Film review: Westworld (1973)

Now THAT'S a poster!  Another of the 70's sci-fi collection that Criterion just has until the end of the month.  One of the very few (I imagine) films not only written by Michael Crichton (same plot as his Jurassic Park, basically) but directed by him as well.  And it is a pretty much perfect premise, albeit one you shouldn't think about too much (real bullets in the guns?  Yes, the guns are set up so they won't fire at anything that has body heat, but (a) of course they go haywire along with the robots, and (b) what about ricochets?).  An adult amusement park where you get to play a cowboy (actually you have a choice of three adjacent parks, Westworld, Roman World and Castle World (or maybe Medieval World, I can't remember) and the first death-by-robot we witness actually happens by sword in the third of these.  (Roman World, it's very unsubtly indicated, is basically just for orgies, which of course suggests that the deaths in that world would be super grisly.)  The movie is basically divided in half: the first half sets up the premise and has nerdy Richard Benjamin and hunky James "father of Josh" Brolin (who's the spitting image of Christian Bale, I think) exploring the delights of gunfights, robotic prostitutes and busting out of jail with dynamite, while the second is all hell breaking out and Richard Benjamin being stalked by a very eerie Yul Brynner (somehow they make his eyes glisten in a very nasty way). 

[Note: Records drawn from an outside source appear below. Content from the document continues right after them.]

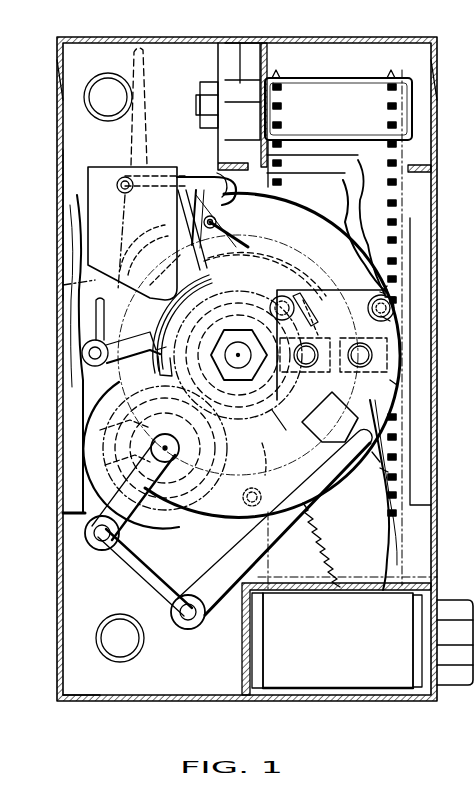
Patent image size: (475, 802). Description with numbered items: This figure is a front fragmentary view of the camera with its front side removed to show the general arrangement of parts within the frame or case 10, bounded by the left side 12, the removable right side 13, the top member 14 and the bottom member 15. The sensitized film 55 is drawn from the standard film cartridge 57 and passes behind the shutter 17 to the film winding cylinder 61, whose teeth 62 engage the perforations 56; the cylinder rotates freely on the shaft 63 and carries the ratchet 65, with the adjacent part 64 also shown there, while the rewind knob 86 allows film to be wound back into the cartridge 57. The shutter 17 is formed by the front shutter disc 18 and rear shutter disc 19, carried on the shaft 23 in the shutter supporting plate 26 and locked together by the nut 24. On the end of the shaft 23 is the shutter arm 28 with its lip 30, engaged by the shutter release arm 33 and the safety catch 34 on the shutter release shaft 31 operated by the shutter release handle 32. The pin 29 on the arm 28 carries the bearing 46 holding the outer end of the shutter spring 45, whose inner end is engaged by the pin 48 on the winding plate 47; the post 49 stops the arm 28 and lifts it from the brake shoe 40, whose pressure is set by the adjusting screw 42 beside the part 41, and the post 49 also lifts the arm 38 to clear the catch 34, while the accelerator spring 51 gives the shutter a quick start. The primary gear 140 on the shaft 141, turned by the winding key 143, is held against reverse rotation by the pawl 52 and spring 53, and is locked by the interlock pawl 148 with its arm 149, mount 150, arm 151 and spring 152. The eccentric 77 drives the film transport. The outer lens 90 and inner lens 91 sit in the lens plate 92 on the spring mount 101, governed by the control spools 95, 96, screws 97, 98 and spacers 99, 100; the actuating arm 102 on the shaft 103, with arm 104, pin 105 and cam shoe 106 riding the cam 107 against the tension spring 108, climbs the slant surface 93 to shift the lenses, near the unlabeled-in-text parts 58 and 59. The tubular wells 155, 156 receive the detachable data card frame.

The frame or case 10 is at (63, 43).
The left side member 12 is at (60, 73).
The right side member 13 is at (437, 72).
The top member 14 is at (264, 43).
The bottom member 15 is at (63, 698).
The shutter 17 is at (327, 187).
The front shutter disc 18 is at (315, 222).
The rear shutter disc 19 is at (330, 218).
The shutter shaft 23 is at (212, 352).
The nut 24 is at (236, 353).
The shutter supporting plate 26 is at (74, 263).
The shutter arm 28 is at (200, 266).
The pin 29 is at (216, 220).
The lip 30 is at (212, 190).
The shutter release shaft 31 is at (72, 155).
The shutter release handle 32 is at (125, 140).
The shutter release arm 33 is at (196, 188).
The safety catch 34 is at (190, 182).
The arm 38 is at (157, 190).
The brake shoe 40 is at (88, 180).
The pin 41 is at (95, 278).
The adjusting screw 42 is at (156, 277).
The shutter spring 45 is at (262, 253).
The bearing 46 is at (216, 222).
The winding plate 47 is at (284, 298).
The pin 48 is at (305, 312).
The post 49 is at (190, 250).
The accelerator spring 51 is at (95, 197).
The pawl 52 is at (254, 487).
The spring 53 is at (265, 445).
The sensitized film 55 is at (380, 155).
The perforations 56 is at (400, 165).
The film cartridge 57 is at (370, 660).
The spring 58 is at (308, 165).
The cam follower 59 is at (335, 430).
The film winding cylinder 61 is at (296, 95).
The teeth 62 is at (274, 70).
The shaft 63 is at (204, 82).
The screw 64 is at (212, 85).
The ratchet 65 is at (240, 45).
The eccentric 77 is at (289, 429).
The rewind knob 86 is at (460, 655).
The outer lens 90 is at (362, 355).
The inner lens 91 is at (392, 386).
The lens plate 92 is at (375, 455).
The slant surface 93 is at (385, 470).
The control spool 95 is at (388, 300).
The control spool 96 is at (370, 287).
The screw 97 is at (392, 308).
The screw 98 is at (382, 294).
The spacer 99 is at (388, 318).
The spacer 100 is at (303, 299).
The spring plate or mount 101 is at (285, 185).
The actuating arm 102 is at (228, 585).
The shaft 103 is at (186, 614).
The arm 104 is at (150, 573).
The pin 105 is at (96, 537).
The cam shoe 106 is at (80, 507).
The cam 107 is at (165, 416).
The tension spring 108 is at (303, 690).
The primary gear 140 is at (150, 452).
The shaft 141 is at (130, 462).
The camera winding key 143 is at (115, 428).
The pawl 148 is at (90, 393).
The arm 149 is at (84, 353).
The mount 150 is at (95, 355).
The arm 151 is at (95, 336).
The spring 152 is at (140, 238).
The tubular well 155 is at (100, 97).
The tubular well 156 is at (112, 640).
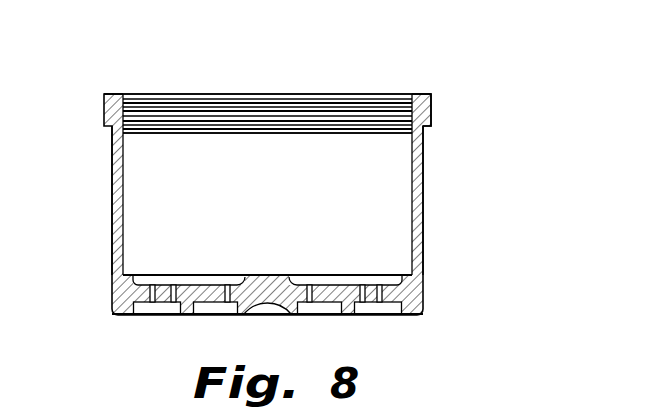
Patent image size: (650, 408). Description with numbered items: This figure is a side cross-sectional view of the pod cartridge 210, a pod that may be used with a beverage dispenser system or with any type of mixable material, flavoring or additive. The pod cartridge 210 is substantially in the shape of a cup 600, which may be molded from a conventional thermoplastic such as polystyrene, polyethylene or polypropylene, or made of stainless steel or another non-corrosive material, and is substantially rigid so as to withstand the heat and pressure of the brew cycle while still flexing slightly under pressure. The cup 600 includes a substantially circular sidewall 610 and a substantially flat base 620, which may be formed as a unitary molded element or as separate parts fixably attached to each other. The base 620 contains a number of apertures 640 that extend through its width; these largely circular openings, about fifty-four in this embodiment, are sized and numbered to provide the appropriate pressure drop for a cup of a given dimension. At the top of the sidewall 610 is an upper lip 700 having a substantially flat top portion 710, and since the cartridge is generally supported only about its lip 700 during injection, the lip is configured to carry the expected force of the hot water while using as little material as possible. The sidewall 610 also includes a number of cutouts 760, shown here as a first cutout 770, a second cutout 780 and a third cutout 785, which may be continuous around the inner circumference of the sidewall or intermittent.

The pod cartridge 210 is at (113, 60).
The cup 600 is at (430, 194).
The sidewall 610 is at (425, 256).
The base 620 is at (410, 314).
The apertures 640 is at (154, 290).
The upper lip 700 is at (432, 110).
The flat top portion 710 is at (425, 95).
The cutouts 760 is at (427, 127).
The first cutout 770 is at (134, 96).
The second cutout 780 is at (122, 122).
The third cutout 785 is at (121, 133).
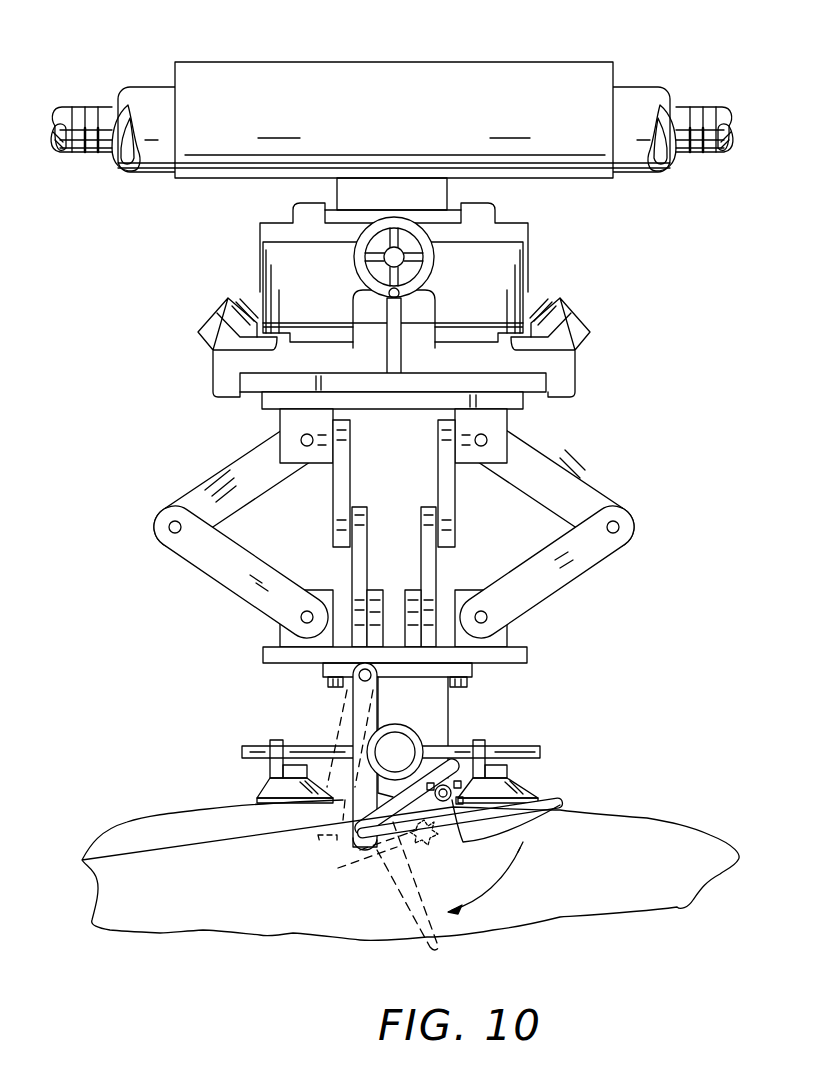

Brynner totally makes this movie, which otherwise is fairly cheese-heavy.  He is an excellent monster and conveys so much with subtle little movements and sometimes just stillness.  And cheesy as this was, it was still better pure entertainment than the HBO series, which seems to have wasted a killer premise on too much navel-gazing.  Crichton's direction is serviceable, although I don't think he really knows how to direct actors, and one strength is that as things go south, there's no attempt at a God's Eye Explanation of why the robots suddenly turn homicidal.  This is the secret of all good disaster stories, from Day of the Triffids to Night of the Living Dead.